しかし、これでは仕事にならない分野があることは確かで、私のいたウォール街がまさにそうで、自らの立身出世、将来のために必死になって働いてもいいよ、という人がいます。実際ウォール街で本気で仕事をやれば24時間世界中のマーケットを相手にするわけです。それは法令違反になるのか、などと言い出したらきりがないわけです。
研究者なども同様で、最先端の論文を書くために徹夜しているのに、それが法令違反と言われても困ってしまいますよね。
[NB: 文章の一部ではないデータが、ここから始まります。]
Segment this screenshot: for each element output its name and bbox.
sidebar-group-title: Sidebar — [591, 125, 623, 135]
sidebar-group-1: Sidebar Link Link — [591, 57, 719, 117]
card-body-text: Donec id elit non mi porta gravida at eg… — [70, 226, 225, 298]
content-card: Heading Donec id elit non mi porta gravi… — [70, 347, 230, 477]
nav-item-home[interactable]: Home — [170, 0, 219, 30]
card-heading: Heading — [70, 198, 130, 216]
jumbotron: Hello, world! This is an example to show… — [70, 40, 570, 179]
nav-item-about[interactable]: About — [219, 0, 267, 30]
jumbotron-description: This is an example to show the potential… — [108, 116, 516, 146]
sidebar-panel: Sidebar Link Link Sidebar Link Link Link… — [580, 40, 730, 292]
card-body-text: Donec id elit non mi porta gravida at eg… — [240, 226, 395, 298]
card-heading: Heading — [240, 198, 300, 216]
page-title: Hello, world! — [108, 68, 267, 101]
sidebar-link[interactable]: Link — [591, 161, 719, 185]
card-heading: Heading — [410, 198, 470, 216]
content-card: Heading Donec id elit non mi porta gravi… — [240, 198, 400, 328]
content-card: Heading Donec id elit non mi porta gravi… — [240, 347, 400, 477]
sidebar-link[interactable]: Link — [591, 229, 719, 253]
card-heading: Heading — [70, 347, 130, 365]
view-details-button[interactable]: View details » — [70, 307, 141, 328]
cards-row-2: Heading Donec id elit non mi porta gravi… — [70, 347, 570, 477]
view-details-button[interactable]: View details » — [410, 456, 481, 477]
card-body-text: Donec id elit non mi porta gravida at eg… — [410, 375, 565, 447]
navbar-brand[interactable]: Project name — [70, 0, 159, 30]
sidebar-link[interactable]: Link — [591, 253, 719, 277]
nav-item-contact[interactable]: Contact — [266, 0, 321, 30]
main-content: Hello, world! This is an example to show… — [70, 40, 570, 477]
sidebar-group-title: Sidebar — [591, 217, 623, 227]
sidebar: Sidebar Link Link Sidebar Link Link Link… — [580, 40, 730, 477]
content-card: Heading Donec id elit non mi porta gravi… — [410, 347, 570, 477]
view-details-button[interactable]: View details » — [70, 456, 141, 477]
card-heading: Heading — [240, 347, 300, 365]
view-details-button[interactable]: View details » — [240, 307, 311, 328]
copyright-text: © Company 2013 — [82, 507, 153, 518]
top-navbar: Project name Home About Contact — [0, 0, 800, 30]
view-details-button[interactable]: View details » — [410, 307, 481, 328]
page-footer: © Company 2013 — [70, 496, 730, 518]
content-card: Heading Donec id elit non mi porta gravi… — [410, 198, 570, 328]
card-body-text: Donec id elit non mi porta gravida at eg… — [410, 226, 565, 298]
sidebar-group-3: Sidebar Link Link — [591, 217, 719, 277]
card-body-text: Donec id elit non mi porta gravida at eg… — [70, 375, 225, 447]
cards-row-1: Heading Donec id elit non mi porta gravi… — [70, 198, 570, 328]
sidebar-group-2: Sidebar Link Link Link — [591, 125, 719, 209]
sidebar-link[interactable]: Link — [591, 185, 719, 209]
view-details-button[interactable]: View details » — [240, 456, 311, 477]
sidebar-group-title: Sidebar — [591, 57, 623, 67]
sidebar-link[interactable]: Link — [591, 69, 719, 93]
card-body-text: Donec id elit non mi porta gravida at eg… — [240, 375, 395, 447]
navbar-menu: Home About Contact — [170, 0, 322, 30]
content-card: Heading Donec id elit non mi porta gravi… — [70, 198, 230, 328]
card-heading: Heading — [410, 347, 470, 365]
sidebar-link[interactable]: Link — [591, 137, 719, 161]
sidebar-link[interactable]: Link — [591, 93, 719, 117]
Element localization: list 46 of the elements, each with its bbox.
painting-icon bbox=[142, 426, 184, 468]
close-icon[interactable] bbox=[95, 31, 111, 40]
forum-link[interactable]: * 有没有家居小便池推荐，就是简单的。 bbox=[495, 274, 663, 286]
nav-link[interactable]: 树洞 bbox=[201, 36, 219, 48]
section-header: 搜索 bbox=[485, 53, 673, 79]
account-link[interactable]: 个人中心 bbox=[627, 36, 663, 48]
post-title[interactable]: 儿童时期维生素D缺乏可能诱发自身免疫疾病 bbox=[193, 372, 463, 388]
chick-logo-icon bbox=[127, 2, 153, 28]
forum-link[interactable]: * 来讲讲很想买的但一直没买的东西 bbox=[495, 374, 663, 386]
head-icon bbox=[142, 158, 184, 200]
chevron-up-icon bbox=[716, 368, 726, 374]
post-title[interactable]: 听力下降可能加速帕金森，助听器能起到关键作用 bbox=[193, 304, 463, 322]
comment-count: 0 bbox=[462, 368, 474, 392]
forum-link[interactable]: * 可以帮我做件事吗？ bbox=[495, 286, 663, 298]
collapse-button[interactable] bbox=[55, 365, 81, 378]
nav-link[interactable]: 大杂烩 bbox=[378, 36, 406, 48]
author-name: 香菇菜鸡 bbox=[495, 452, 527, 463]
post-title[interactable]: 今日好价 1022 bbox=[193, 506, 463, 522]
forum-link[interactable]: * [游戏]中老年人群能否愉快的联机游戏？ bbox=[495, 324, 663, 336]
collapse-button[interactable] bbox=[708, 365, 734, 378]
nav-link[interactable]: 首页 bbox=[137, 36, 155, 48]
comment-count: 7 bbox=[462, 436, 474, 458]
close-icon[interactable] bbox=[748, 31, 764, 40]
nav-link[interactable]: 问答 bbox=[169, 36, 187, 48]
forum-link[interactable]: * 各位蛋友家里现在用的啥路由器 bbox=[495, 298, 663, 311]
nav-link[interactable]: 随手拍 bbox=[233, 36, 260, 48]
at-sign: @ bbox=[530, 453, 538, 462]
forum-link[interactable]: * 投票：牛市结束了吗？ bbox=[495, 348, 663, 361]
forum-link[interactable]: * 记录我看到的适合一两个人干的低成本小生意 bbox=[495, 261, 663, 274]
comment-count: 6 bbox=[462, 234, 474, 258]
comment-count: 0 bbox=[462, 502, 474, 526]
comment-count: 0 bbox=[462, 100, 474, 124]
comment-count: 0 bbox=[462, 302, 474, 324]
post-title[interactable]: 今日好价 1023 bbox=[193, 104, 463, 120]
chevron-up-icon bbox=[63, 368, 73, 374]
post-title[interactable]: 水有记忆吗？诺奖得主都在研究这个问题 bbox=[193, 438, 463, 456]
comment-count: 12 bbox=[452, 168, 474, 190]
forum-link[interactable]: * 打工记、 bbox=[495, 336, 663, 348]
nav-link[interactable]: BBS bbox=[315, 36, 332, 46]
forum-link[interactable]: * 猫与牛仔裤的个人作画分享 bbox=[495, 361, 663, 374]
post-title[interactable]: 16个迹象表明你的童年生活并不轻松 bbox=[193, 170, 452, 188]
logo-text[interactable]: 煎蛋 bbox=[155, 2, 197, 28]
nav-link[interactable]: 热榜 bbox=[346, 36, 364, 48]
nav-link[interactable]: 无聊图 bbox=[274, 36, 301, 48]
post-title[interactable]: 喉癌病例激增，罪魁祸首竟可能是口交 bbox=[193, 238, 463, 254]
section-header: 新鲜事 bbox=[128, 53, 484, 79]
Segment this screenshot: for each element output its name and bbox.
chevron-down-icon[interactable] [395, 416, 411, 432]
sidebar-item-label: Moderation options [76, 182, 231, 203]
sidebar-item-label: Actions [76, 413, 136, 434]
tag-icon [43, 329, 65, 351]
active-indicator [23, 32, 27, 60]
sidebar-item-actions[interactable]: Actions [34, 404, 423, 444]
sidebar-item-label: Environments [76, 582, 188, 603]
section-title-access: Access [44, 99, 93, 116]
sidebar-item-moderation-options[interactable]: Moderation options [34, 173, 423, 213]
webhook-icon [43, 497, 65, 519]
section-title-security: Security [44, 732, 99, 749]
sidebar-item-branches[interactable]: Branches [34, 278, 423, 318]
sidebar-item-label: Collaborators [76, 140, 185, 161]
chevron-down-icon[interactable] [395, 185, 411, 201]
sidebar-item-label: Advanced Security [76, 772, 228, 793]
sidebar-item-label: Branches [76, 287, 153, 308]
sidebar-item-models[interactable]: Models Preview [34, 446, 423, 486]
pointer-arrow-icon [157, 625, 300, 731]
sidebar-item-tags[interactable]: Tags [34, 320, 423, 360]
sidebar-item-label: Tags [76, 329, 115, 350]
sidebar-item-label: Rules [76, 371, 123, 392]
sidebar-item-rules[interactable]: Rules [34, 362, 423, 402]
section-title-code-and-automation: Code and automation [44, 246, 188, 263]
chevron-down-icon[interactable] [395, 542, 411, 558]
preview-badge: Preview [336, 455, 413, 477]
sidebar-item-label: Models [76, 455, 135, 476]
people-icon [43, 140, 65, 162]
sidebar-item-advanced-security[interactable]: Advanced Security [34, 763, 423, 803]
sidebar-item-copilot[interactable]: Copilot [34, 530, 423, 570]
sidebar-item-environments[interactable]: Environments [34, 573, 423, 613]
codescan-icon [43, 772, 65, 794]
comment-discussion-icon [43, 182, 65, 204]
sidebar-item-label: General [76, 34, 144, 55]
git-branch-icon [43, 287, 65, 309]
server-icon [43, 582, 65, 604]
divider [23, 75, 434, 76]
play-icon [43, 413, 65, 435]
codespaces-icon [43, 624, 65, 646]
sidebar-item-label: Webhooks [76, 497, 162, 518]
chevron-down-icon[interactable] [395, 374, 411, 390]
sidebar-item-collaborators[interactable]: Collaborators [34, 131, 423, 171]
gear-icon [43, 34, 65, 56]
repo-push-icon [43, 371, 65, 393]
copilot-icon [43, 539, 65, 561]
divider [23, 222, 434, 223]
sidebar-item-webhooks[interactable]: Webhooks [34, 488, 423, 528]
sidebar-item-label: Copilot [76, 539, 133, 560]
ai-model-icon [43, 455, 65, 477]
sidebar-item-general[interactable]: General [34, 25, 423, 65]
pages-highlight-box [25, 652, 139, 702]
そういう人たちをとても厳しい労働法の基準から外すホワイトカラー・エグゼンプションというカテゴリーがアメリカには存在します。
この「24時間就業者」という立場を受け入れる代わりに、高い給料と将来の出世という果実を得ることができるのです。ですからウォール街と日本の金融機関の給与を比較することは根本的に間違いで、前者は「24時間就業者」ですから高くて当たり前。最低でも年収2500万円は取ることになります。
同じような仕事を年収800万円でさせようとするから問題になるわけで、要は終身雇用と年功序列を廃止してからでないと、議論が迷走することは確実。働き方改革は、まずこの慣習を法律でやめさせる以外にはない、というのが実情というところでしょう。